My marriage has gone through a bit of a revolution in the last few years. Brian and I have been married for fourteen years and like your average teenager, our marriage was pushing the boundaries, becoming irritable and needing a change. The changes we’ve gone though haven’t been easy. It has been a challenging time of looking at each other all over again and asking the big questions: Is this working? Are you in this for the long-haul with me? What does love look like in this new stage?
I have seen marriages at this point begin to crumble. We realize we are different people than we were when we first said, “I do.” And obviously so. We have grown and matured. Our priorities are different. Some of our long pushed down pain has spilled out. We have become bitter about some things and wise about others. We are not the same people we were at 18 and 19 years-old, when we first met. And while it is good that we have matured over the years, that same process can make us question this till death do us part marriage arrangement.
The logic goes that if we are different, then maybe we aren’t right for each other the way we were when we first decided to get married. Maybe the best thing is to go our separate ways since now things have become uncomfortable, unromantic, and unhappy. Maybe we would be better off with new lives, new loves. Maybe we need to listen to our inner voice about how hard this is and follow our peace and our bliss out the front door.

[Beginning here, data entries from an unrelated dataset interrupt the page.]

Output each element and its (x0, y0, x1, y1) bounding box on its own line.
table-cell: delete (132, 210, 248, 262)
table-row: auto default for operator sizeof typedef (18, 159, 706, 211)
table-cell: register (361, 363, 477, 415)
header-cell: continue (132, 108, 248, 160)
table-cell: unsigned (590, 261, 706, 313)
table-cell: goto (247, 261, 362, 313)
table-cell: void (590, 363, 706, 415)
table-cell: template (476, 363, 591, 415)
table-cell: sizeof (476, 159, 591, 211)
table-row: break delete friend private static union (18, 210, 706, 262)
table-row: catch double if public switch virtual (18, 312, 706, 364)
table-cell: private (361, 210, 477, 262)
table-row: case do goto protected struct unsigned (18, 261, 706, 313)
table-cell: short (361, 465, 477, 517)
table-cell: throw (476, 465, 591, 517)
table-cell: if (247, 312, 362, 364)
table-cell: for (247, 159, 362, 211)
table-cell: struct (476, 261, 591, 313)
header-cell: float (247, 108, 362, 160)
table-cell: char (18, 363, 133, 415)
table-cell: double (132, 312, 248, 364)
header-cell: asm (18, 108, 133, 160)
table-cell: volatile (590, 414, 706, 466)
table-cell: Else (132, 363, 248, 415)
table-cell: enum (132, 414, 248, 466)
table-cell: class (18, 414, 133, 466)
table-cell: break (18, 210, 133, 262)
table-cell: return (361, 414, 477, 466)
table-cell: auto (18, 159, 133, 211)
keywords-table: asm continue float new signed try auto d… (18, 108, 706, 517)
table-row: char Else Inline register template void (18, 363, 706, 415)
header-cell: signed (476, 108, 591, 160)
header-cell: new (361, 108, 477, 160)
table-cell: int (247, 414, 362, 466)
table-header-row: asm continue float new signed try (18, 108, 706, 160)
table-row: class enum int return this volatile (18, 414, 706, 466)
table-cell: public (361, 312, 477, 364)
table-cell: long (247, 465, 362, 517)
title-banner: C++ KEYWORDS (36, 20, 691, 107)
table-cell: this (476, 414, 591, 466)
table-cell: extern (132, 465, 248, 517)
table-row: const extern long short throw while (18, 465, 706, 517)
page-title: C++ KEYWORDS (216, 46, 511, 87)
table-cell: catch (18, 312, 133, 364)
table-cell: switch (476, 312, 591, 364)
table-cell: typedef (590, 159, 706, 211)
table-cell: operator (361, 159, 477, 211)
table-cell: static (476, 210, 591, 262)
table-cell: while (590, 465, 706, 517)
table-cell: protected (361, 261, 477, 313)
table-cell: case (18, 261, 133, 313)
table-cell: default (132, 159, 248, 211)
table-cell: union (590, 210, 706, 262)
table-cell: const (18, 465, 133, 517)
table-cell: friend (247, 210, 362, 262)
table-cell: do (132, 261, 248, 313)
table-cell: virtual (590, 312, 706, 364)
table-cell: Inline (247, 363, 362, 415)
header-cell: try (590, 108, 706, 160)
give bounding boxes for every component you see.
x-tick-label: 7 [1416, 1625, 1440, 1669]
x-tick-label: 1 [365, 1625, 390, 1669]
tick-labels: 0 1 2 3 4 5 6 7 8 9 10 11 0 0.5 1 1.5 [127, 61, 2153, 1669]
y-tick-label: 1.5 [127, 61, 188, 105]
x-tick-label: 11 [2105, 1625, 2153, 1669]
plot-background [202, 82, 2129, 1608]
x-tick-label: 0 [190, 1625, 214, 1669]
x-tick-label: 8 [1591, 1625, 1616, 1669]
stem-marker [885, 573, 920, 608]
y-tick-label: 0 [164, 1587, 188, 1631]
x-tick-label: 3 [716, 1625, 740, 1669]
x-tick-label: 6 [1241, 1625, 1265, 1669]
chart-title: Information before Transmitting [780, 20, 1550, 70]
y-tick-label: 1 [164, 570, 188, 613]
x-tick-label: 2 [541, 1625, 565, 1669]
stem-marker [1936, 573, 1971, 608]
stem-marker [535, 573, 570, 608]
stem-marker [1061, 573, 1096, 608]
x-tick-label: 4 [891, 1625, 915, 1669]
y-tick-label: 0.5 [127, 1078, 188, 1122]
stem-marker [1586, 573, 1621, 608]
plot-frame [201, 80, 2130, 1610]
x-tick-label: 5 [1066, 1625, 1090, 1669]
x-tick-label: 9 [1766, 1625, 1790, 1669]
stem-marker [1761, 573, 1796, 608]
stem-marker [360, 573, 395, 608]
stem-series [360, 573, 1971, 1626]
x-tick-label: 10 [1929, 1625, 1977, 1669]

I’d like to present you with a different option.
In choosing instead to recommit to this marriage through the hard season and through a time of healing, I have seen true beauty. I honest to goodness feel like I am a newlywed again, in all the best and most challenging ways. I am relearning my husband. I am looking at the ways I have defined my role as a wife and questioning them (spoiler alert– I used to be really bad at self-care and now I’ve had to fix that which has been a learning process for all of us). We are together asking what works now and what we need to tweak or even abandon about how we used to relate. Six kids, multiple moves, job changes and life changes later, we are not the same people, but I can learn to love this guy for who HE has become and let him love me for who I AM now. That brings really painful moments of thinking we had this marriage thing all figured out only to find we were hurting each other or neglecting each other in ways we didn’t even realize. Figuring that out allows for healing and joy in new ways.
Have you had the moments in the quiet of the night where you think, “He doesn’t even know who I am.” Have you silently grieved the thousands of offenses over the years and wondered if this was a waste of your life? Have you taken a moment to daydream about what life would be like if you started over today with someone new? QUIT DOING THAT. This is how we sabotage what we’ve got. Fantasy Husband always puts his dishes in the dishwasher. Fantasy Husband loves doing bedtime with the kids. Fantasy Husband doesn’t notice our weight gain. And Fantasy Husband will ruin our marriage.
If you feel like you aren’t the same person you were when you first got married– GREAT! You get a second chance at marriage. Have you and your husband grown apart? Great! You get the joy and fun of pursuing each other all over again. Did you not get the marriage you expected when you first agreed to this whole thing? Great! Now you get to revamp your expectations in the light of reality which will shut down this disappointment narrative you’ve got going. These hard conversations are the start of something new and beautiful in your marriage.
Some of that change comes with great heartbreak. I don’t want to make light of that. This is hard work and there is pain involved in taking stock of the ways you have failed each other. It can feel like a death as you grieve the marriage you had, or at least the marriage you thought you had. We miss what was and want to hold on to the people we used to be. But you can’t always do that. Facing the reality of change is necessary, and so is grieving the loss of the old relationship that isn’t serving you well anymore, as much as you loved it. Honor that relationship for what it was. As you sort through old memories, give that newlywed some grace for the mistakes she made. She didn’t know. But you do. And now it’s time to do some fixing of unhealthy patterns.
We are all going to change with time. But changing is just an opportunity to choose your spouse all over again. It’s awkward and hard and sweet and precious beyond words.
The man I am married to today is not the same guy I married 14 years ago. There are many ways in which I feel like I am on my second marriage. By pushing past the difficulties and committing to continue to work through the hard times (even the ones yet to come), we are creating something new. I like this guy. I like my marriage more than I did before. I even like myself more than I did before having to work through these things.
I would never ask for the hard seasons. I don’t recommend them and I didn’t (and don’t) enjoy them. But hard times do not mean you need to quit. Doubts about your marriage don’t mean your marriage is doomed. Becoming a different person than the one your spouse married doesn’t invalidate your marriage. It can actually invigorate it.